Obviously, a huge disadvantage that the public faces is a result of the consequences incurred when data is breached form a company. Any data breached - particularly personal information - from a company that deals with the public, threatens the trust they have with their clients, and ultimately their success. If major companies can get away with not sacrificing that trust and success, they are likely to deal with any cybersecurity issues as discretely as possible, leaving the percentage of people who have experienced a data breach even higher than those that report having experienced a data breach.
This leaves the average citizen uninformed, and perhaps feeling hopeless against the threats of cybersecurity. But with a growing dependence on technology by businesses, people need reassurance that they can continue to trust companies that house their sensitive information. These reassurances come through depending on the strength of cybersecurity laws and the expectation that the companies they interact with are following through with promises of confidentiality and network security.
Data Breaches are the Tortoise AND the Hare
If the evolution of technology sponsored a race, it would be between data breaches/hackers and cybersecurity, and depending on who you ask, you might perceive that hackers are winning. Not only are they evolving with technology, but their movements are often unnoticed until they cross the finish line. Businesses with little or outdated cybersecurity measures, on the other hand, trail behind, getting bogged down by processes and plagued by a primitive body.
For over ten years, states have been attempting to act on behalf of the population in regards to cybersecurity and the public’s personal information. As Jeff Kosseff describes in the Wall Street Journal:
“Since 2002, states began requiring companies to notify customers and regulators if certain types of personal information are exposed. Forty-seven states and the District of Columbia have such notification laws.”
Although a positive step for the population that has been so far uninformed about data breaches, such laws are often buried in policy and regulation, and vary from state to state. If a company does experience some kind of data leak, they must research the proper procedures to remain within the law. Some information breached may require total public notification, while other information may not require any notification. Being inundated by these policies and procedures detracts from working on other healing measures of the data breach.
Secondly, these types of laws are notifying customers of breaches after the damage has been done, again falling behind in the race against continually progressing technologies and abilities of hackers. Rather than creating preventative policy, cybersecurity is stuck in dealing with the aftereffects.
What is Effective Cybersecurity
It’s no surprise that with outdated cybersecurity standards being the only standards enforced, data breaches are happening more frequently and with a greater spread of influence. Siting a recent survey of executives by the Ponemon Institute, Kossef informs that 43% of 567 executives reported experiencing a data breach in 2014, up from 33% the previous year. Even if these rates begin to plateau, they would indicate that data breaches are effecting nearly 50% of companies, and “in the modern era of daily data breaches that involve millions of customers, all Americans should assume that their personal information was exposed, and should regularly monitor their credit reports.”
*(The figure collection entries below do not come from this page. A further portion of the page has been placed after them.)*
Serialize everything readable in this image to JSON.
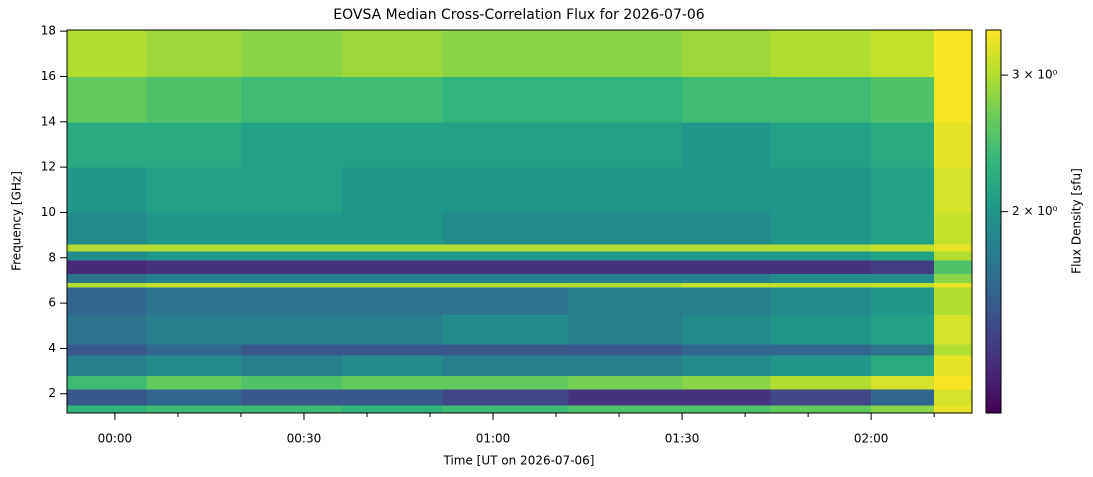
{
  "chart_data": {
    "type": "heatmap",
    "title": "EOVSA Median Cross-Correlation Flux for 2026-07-06",
    "x_label": "Time [UT on 2026-07-06]",
    "y_label": "Frequency [GHz]",
    "colorbar_label": "Flux Density [sfu]",
    "colormap": "viridis",
    "color_scale": "log",
    "xlim": [
      -7.6,
      136
    ],
    "xticks": [
      {
        "value": 0,
        "label": "00:00"
      },
      {
        "value": 30,
        "label": "00:30"
      },
      {
        "value": 60,
        "label": "01:00"
      },
      {
        "value": 90,
        "label": "01:30"
      },
      {
        "value": 120,
        "label": "02:00"
      }
    ],
    "xminorticks": [
      10,
      20,
      40,
      50,
      70,
      80,
      100,
      110,
      130
    ],
    "ylim": [
      1.15,
      18.05
    ],
    "yticks": [
      2,
      4,
      6,
      8,
      10,
      12,
      14,
      16,
      18
    ],
    "clim": [
      1.1,
      3.43
    ],
    "cticks": [
      {
        "value": 2,
        "label": "2 × 10⁰"
      },
      {
        "value": 3,
        "label": "3 × 10⁰"
      }
    ],
    "x_edges": [
      -7.6,
      5,
      20,
      36,
      52,
      72,
      90,
      104,
      120,
      130,
      136
    ],
    "y_edges": [
      1.15,
      1.5,
      2.2,
      2.8,
      3.7,
      4.2,
      5.5,
      6.7,
      6.9,
      7.3,
      7.9,
      8.3,
      8.6,
      10,
      12,
      14,
      16,
      18.05
    ],
    "z": [
      [
        2.3,
        2.4,
        2.4,
        2.3,
        2.4,
        2.5,
        2.5,
        2.6,
        2.8,
        3.3
      ],
      [
        1.5,
        1.6,
        1.5,
        1.5,
        1.4,
        1.3,
        1.3,
        1.4,
        1.6,
        3.2
      ],
      [
        2.4,
        2.6,
        2.5,
        2.6,
        2.6,
        2.7,
        2.8,
        3.0,
        3.2,
        3.4
      ],
      [
        1.8,
        1.9,
        1.8,
        1.9,
        1.8,
        1.8,
        1.9,
        2.0,
        2.2,
        3.3
      ],
      [
        1.5,
        1.6,
        1.5,
        1.5,
        1.5,
        1.5,
        1.6,
        1.6,
        1.7,
        3.0
      ],
      [
        1.7,
        1.8,
        1.8,
        1.8,
        1.9,
        1.8,
        1.9,
        2.0,
        2.1,
        3.2
      ],
      [
        1.6,
        1.7,
        1.7,
        1.7,
        1.7,
        1.8,
        1.8,
        1.9,
        2.0,
        3.0
      ],
      [
        3.0,
        3.1,
        3.0,
        3.0,
        3.0,
        3.0,
        3.1,
        3.1,
        3.1,
        3.3
      ],
      [
        1.7,
        1.8,
        1.8,
        1.8,
        1.8,
        1.8,
        1.8,
        1.9,
        1.9,
        2.8
      ],
      [
        1.25,
        1.3,
        1.3,
        1.3,
        1.3,
        1.3,
        1.3,
        1.3,
        1.35,
        2.5
      ],
      [
        1.9,
        2.0,
        2.0,
        2.0,
        2.0,
        2.0,
        2.0,
        2.0,
        2.1,
        3.0
      ],
      [
        3.0,
        3.0,
        3.0,
        3.0,
        3.0,
        3.0,
        3.0,
        3.0,
        3.1,
        3.3
      ],
      [
        1.9,
        2.0,
        2.0,
        2.0,
        1.9,
        1.9,
        1.9,
        2.0,
        2.1,
        3.1
      ],
      [
        2.0,
        2.1,
        2.1,
        2.0,
        2.0,
        2.0,
        2.0,
        2.0,
        2.1,
        3.2
      ],
      [
        2.2,
        2.2,
        2.1,
        2.1,
        2.1,
        2.1,
        2.0,
        2.1,
        2.2,
        3.3
      ],
      [
        2.6,
        2.5,
        2.4,
        2.4,
        2.3,
        2.3,
        2.4,
        2.4,
        2.5,
        3.4
      ],
      [
        3.0,
        2.9,
        2.8,
        2.9,
        2.8,
        2.8,
        2.9,
        3.0,
        3.1,
        3.4
      ]
    ]
  }
}
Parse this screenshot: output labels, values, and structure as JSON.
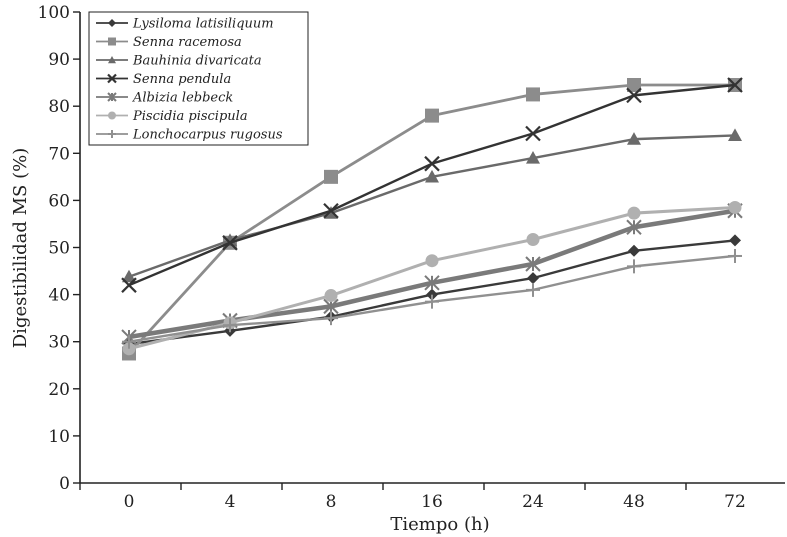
{
  "chart_data": {
    "type": "line",
    "title": "",
    "xlabel": "Tiempo (h)",
    "ylabel": "Digestibilidad MS (%)",
    "categories": [
      "0",
      "4",
      "8",
      "16",
      "24",
      "48",
      "72"
    ],
    "ylim": [
      0,
      100
    ],
    "yticks": [
      "0",
      "10",
      "20",
      "30",
      "40",
      "50",
      "60",
      "70",
      "80",
      "90",
      "100"
    ],
    "grid": false,
    "legend_position": "top-left",
    "series": [
      {
        "name": "Lysiloma latisiliquum",
        "marker": "diamond",
        "color": "#3a3a3a",
        "values": [
          29.5,
          32.3,
          35.3,
          40.0,
          43.5,
          49.3,
          51.5
        ]
      },
      {
        "name": "Senna racemosa",
        "marker": "square",
        "color": "#8c8c8c",
        "values": [
          27.5,
          51.0,
          65.0,
          78.0,
          82.5,
          84.5,
          84.5
        ]
      },
      {
        "name": "Bauhinia divaricata",
        "marker": "triangle",
        "color": "#6a6a6a",
        "values": [
          43.8,
          51.5,
          57.3,
          65.0,
          69.0,
          73.0,
          73.8
        ]
      },
      {
        "name": "Senna pendula",
        "marker": "x",
        "color": "#333333",
        "values": [
          42.0,
          51.0,
          57.8,
          67.8,
          74.2,
          82.3,
          84.5
        ]
      },
      {
        "name": "Albizia lebbeck",
        "marker": "asterisk",
        "color": "#7a7a7a",
        "values": [
          31.0,
          34.5,
          37.5,
          42.5,
          46.5,
          54.3,
          57.8
        ]
      },
      {
        "name": "Piscidia piscipula",
        "marker": "circle",
        "color": "#b0b0b0",
        "values": [
          28.5,
          34.0,
          39.8,
          47.2,
          51.7,
          57.3,
          58.5
        ]
      },
      {
        "name": "Lonchocarpus rugosus",
        "marker": "plus",
        "color": "#909090",
        "values": [
          30.0,
          33.5,
          35.0,
          38.5,
          41.0,
          46.0,
          48.2
        ]
      }
    ]
  }
}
These numbers add to the fear that comes from the conflict of depending on a technology that one does not understand, and should lead all individuals to scrutinize the network security policies of the companies that they do business with. Similarly, it should lead all companies to invest more time and money into building a stronger defense against data breaches so that they do not become hindered by the out-of-date regulations of cybersecurity.
Companies should invest in constant, 24/7 network monitoring by a trusted IT team to watch the health and performance of your network, data, and software. At any time, a company should be able to have access into the details of the status of their security and network performance. It is only with defenses and access such as these that a company can use network security efficiently and begin to catch up to the speed at which data breaches are occurring.